Kim bilir kimlerin gözlerinde gördü aynı çaresizliği. Olduğu yerden bakarken dünyaya binyıllar geçirmiş parlaklığıyla. Kaç sevdayla göz göze geldi.

 

Geçti gitti insanlar. Benimse takılı kaldı gözlerim boşlukta. Sakinleşti sonra gidip gelenler. Azaldıkça azaldı yürümeler.

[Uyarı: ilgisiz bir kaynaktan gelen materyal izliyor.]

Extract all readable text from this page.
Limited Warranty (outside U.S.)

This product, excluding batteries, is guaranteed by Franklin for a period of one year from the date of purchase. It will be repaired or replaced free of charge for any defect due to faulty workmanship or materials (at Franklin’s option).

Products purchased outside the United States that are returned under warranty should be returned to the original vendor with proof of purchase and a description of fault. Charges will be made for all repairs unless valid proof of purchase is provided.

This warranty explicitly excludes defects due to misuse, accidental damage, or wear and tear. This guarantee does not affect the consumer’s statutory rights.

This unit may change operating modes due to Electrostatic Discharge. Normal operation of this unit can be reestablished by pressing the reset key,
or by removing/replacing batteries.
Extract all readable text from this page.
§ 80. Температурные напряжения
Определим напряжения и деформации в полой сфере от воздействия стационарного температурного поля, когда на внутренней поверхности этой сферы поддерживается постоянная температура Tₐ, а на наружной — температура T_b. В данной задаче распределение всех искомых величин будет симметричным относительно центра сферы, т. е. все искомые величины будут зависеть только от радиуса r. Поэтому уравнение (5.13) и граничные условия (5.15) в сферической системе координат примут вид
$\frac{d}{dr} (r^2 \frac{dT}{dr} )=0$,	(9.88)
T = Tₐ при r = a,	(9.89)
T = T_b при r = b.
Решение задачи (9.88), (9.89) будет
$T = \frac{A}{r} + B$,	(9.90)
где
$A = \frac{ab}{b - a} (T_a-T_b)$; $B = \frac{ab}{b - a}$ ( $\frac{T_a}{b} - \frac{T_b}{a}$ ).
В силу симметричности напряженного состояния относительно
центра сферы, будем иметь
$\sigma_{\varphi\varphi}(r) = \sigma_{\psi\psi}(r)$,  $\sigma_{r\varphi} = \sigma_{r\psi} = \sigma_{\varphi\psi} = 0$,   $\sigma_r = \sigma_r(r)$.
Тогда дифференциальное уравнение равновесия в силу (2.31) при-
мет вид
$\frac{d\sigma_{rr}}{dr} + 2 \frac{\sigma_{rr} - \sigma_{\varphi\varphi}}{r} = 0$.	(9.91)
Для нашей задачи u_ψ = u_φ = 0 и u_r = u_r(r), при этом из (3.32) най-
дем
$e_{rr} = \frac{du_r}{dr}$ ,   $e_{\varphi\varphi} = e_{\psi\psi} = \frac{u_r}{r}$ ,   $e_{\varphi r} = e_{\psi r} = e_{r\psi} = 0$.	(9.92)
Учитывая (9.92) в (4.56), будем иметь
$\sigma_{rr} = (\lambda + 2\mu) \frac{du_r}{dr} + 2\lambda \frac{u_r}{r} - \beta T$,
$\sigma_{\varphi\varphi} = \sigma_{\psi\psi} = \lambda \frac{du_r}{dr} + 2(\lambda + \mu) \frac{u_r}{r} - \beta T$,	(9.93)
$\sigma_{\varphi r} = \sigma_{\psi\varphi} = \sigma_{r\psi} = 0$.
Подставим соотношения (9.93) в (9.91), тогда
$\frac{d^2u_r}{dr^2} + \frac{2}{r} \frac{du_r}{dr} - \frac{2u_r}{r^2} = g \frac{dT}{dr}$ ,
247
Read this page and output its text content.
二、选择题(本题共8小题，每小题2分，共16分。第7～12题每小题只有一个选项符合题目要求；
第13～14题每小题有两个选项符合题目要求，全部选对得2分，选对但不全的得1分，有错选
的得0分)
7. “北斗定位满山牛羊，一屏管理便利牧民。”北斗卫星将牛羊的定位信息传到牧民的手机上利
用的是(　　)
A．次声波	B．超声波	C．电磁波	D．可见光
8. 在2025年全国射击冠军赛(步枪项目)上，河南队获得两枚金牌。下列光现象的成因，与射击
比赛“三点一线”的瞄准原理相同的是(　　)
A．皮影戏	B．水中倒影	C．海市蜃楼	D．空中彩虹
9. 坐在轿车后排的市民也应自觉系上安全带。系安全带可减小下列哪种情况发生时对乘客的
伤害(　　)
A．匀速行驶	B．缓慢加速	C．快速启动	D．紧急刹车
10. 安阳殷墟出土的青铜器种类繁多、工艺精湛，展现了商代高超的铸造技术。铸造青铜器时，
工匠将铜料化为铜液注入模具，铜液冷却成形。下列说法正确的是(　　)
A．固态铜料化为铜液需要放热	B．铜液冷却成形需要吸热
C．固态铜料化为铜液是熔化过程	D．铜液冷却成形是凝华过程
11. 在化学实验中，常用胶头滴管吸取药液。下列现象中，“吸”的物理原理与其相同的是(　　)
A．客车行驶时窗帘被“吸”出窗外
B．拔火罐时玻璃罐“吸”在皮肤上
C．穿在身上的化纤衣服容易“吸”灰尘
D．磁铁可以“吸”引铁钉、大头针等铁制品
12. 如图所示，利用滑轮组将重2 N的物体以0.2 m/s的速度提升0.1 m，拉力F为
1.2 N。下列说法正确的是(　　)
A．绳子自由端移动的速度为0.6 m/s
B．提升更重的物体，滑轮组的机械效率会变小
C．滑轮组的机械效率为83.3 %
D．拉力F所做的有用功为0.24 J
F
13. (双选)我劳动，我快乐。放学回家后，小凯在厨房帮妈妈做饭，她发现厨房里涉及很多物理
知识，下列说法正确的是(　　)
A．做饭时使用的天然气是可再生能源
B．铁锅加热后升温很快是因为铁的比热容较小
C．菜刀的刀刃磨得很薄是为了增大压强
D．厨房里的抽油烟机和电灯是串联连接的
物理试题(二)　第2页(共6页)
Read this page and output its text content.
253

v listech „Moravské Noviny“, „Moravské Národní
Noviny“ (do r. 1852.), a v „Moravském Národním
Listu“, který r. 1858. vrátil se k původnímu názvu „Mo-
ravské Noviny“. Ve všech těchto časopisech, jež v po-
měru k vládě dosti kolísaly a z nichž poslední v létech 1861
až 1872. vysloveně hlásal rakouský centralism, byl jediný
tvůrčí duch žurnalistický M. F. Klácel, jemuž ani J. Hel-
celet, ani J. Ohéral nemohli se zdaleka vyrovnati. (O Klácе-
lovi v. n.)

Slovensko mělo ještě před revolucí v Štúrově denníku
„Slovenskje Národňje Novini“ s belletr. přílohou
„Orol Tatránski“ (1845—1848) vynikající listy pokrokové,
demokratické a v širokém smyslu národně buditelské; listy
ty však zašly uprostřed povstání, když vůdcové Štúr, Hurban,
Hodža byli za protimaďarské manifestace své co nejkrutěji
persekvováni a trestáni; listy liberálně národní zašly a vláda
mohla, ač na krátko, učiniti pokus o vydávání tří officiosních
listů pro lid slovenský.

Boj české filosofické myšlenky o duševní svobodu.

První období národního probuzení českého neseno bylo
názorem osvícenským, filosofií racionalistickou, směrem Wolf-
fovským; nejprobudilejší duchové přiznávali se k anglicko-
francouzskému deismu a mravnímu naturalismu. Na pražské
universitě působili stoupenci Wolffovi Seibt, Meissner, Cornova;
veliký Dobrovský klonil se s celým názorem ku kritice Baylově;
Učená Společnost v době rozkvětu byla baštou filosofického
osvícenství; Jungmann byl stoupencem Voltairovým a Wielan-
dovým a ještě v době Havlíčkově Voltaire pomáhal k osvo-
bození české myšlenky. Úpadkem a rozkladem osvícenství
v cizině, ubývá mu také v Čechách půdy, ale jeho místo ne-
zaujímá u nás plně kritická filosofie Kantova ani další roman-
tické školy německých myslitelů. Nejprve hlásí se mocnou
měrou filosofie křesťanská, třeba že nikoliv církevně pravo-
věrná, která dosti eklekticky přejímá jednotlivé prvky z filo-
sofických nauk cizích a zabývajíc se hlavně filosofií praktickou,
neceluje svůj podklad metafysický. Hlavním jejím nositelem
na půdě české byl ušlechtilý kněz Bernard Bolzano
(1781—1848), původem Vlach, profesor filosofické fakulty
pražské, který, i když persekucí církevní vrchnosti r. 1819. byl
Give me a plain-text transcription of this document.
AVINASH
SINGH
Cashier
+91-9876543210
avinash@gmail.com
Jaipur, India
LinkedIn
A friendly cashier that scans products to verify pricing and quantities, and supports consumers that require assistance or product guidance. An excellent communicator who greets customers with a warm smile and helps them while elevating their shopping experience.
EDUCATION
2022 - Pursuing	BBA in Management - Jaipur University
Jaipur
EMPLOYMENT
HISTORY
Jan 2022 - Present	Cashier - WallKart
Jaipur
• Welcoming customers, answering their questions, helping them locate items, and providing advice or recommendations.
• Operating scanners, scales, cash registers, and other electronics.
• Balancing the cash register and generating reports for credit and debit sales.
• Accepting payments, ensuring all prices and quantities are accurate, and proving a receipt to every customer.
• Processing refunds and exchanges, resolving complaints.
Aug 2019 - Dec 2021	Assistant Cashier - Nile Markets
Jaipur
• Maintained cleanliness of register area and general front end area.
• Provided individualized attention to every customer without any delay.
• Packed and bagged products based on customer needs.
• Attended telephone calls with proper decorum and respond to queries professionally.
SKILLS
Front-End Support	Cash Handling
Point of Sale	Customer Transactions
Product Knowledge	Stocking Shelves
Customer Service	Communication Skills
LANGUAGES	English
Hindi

Gelmeyeceğini bilerek bekledim. Öylece sakin sadece imkânsızı istedim. Zaman akıp geçti. Renkler değişti. Bir ben, bir sokak birde hiç sönmeyen yıldız seni bekledik. Üçümüzde biliyorduk oysa hiç gelmeyecektin.

 

Sanki birazdan döneceksin köşeden. O güzel gözlerinle bakacaksın bana gülümseyeceksin. Yüreğimden geçecek bir kuşkanadı. Son bakışından kalan hüznü silecek şimdi gözlerin. Geldim diyecek aşkı anlatan sesin. Geldim. İçimden geçerken umut, takılı kaldı gözlerim kuzey yıldızına. Biliyordum o yıldız kadar uzaktın. Öylece uzaktan bana bakıp parlayacaktın. Sana bakar gibi baktım bu kaybolmayan yıldıza. Fısıldadı sessizce üzülme ben varım. O gitse de ben hep buradayım. Şimdi ne zaman seni özlesem kuzey yıldızına bakıyorum. Yüzyıllar süren aşkıma gülümsüyor uzaktan sessizce.